Dziesięć osób zginęło, a 50 zostało rannych w mieście Talokan w północnym Afganistanie podczas protestów przeciwko operacji NATO - poinformował szef lokalnego szpitala. "W szpitalu nie ma już miejsca, pełno w nim rannych" - powiedział dyrektor miejscowego szpitala.

Ponad 1000 demonstrantów wykrzykujących "Śmierć Ameryce!" zaatakowało w środę rano placówkę NATO w Talokanie, protestując przeciwko operacji Sojuszu w nocy z wtorku na środę, w której - jak twierdzą - zginęło czterech cywilów.
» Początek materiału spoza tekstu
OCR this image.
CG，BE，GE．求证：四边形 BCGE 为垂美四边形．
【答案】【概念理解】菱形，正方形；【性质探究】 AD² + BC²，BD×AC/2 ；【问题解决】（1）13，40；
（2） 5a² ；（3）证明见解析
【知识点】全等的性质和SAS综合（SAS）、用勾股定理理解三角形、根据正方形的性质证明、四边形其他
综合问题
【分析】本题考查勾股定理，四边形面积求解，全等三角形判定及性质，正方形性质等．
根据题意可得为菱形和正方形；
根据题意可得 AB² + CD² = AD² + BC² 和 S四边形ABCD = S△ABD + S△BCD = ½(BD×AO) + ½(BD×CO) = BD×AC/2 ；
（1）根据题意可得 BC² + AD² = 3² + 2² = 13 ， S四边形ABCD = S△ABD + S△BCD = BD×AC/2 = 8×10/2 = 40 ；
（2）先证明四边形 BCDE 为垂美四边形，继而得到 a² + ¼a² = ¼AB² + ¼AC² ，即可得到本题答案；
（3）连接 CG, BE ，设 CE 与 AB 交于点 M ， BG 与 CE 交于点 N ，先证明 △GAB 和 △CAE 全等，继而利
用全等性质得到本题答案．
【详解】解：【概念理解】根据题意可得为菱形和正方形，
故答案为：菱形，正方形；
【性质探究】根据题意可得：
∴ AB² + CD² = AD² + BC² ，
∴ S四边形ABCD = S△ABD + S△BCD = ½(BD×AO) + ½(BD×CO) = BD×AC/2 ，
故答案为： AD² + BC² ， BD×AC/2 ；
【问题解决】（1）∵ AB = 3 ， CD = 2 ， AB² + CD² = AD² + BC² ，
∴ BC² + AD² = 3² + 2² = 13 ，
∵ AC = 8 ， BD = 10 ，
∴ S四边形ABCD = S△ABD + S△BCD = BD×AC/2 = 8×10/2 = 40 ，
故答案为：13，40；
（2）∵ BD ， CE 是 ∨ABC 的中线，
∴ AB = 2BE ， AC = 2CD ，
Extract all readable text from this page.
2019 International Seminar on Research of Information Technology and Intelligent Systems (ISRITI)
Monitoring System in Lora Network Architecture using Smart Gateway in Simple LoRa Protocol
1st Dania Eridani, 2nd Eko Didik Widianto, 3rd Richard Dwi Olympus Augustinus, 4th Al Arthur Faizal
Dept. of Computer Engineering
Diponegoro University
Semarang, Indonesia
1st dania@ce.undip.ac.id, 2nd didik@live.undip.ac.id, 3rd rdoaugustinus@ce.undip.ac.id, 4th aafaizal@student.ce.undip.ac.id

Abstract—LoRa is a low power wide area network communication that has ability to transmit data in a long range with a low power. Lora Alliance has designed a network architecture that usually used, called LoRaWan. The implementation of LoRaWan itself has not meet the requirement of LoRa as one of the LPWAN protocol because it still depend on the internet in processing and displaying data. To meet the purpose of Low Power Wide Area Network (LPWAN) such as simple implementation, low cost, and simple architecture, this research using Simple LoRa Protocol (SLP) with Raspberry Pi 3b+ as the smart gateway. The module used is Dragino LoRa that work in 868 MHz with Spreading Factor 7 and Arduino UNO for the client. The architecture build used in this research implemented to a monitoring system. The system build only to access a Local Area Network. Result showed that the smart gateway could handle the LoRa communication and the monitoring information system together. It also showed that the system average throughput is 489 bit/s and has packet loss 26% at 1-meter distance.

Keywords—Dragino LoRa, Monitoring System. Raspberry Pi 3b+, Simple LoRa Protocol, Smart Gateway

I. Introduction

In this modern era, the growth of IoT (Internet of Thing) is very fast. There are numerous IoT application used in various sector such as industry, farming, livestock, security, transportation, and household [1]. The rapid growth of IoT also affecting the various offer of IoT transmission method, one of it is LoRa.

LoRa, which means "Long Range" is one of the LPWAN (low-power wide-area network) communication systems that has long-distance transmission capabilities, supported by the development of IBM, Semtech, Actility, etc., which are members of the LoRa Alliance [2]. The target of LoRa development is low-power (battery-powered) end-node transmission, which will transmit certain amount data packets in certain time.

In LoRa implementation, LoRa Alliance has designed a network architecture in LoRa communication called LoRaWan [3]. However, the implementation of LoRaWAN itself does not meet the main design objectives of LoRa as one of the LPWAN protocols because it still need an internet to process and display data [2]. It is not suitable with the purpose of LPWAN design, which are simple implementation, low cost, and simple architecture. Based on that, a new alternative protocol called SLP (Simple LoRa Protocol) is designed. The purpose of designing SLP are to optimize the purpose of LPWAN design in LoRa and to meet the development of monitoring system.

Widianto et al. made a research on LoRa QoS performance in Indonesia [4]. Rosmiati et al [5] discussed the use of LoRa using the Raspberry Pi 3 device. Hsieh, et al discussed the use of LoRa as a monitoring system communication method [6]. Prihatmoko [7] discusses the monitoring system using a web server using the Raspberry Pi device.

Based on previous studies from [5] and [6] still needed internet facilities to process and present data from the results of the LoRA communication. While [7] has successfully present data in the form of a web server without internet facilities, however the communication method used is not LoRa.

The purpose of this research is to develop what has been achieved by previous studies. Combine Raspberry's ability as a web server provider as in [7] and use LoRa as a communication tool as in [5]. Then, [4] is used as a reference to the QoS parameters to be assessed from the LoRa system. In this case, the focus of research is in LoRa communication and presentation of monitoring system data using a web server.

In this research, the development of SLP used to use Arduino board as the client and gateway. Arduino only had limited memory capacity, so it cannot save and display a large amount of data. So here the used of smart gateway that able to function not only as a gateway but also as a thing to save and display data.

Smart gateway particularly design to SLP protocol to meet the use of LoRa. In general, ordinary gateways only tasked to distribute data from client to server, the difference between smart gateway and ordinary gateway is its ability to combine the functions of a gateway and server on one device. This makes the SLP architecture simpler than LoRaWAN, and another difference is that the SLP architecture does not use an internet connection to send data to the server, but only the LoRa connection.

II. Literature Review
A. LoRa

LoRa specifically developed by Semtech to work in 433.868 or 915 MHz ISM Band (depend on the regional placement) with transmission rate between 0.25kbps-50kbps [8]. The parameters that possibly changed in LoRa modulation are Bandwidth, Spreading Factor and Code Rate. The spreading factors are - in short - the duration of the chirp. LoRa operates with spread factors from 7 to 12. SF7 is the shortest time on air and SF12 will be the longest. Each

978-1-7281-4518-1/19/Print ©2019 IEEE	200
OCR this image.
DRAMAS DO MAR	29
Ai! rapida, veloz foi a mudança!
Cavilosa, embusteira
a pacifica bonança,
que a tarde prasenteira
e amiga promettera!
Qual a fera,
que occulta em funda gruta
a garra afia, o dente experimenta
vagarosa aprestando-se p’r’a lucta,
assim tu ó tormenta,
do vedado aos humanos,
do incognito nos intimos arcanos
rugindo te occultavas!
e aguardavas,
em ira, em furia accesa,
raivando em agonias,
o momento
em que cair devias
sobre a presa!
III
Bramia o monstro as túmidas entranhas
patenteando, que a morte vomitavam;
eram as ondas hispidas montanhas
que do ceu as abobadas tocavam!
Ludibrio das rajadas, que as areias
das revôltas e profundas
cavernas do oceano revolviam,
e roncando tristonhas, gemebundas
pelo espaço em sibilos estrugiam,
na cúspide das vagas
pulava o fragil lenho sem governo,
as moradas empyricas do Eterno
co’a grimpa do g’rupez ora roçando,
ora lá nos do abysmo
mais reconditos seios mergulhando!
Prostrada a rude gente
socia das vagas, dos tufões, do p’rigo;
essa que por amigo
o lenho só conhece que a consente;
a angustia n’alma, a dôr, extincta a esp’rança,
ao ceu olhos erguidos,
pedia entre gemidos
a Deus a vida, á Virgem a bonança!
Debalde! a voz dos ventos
Według NATO, podczas operacji śmierć poniosło 4 rebeliantów, a dwóch zatrzymano.

Gubernator prowincji Abdul Dżabar Takwa powiedział, że w operacji NATO zginęły 2 kobiety oraz 2 mężczyzn. Dodał, że nikogo w jego rządzie nie poinformowano o tej akcji i NATO działało jednostronnie.

NATO potwierdziło zabicie 4 osób, ale zapewnia, że wszyscy byli uzbrojeni i próbowali strzelać do żołnierzy Sojuszu. Twierdzi także, że była to akcja przeprowadzona "wspólnie przez afgańskie i koalicyjne siły bezpieczeństwa". Rzecznik Sojuszu Michael Johnson oświadczył, że przed atakiem skontaktowano się z gubernatorem.

Rano na drodze do Talokanu zebrał się tłum niosąc ciała zabitych osób. Gubernator ocenił liczbę demonstrujących na 1500. Doszło do starć, gdy niektórzy zaczęli plądrować sklepy i rzucać kamieniami w niewielką bazę NATO w mieście.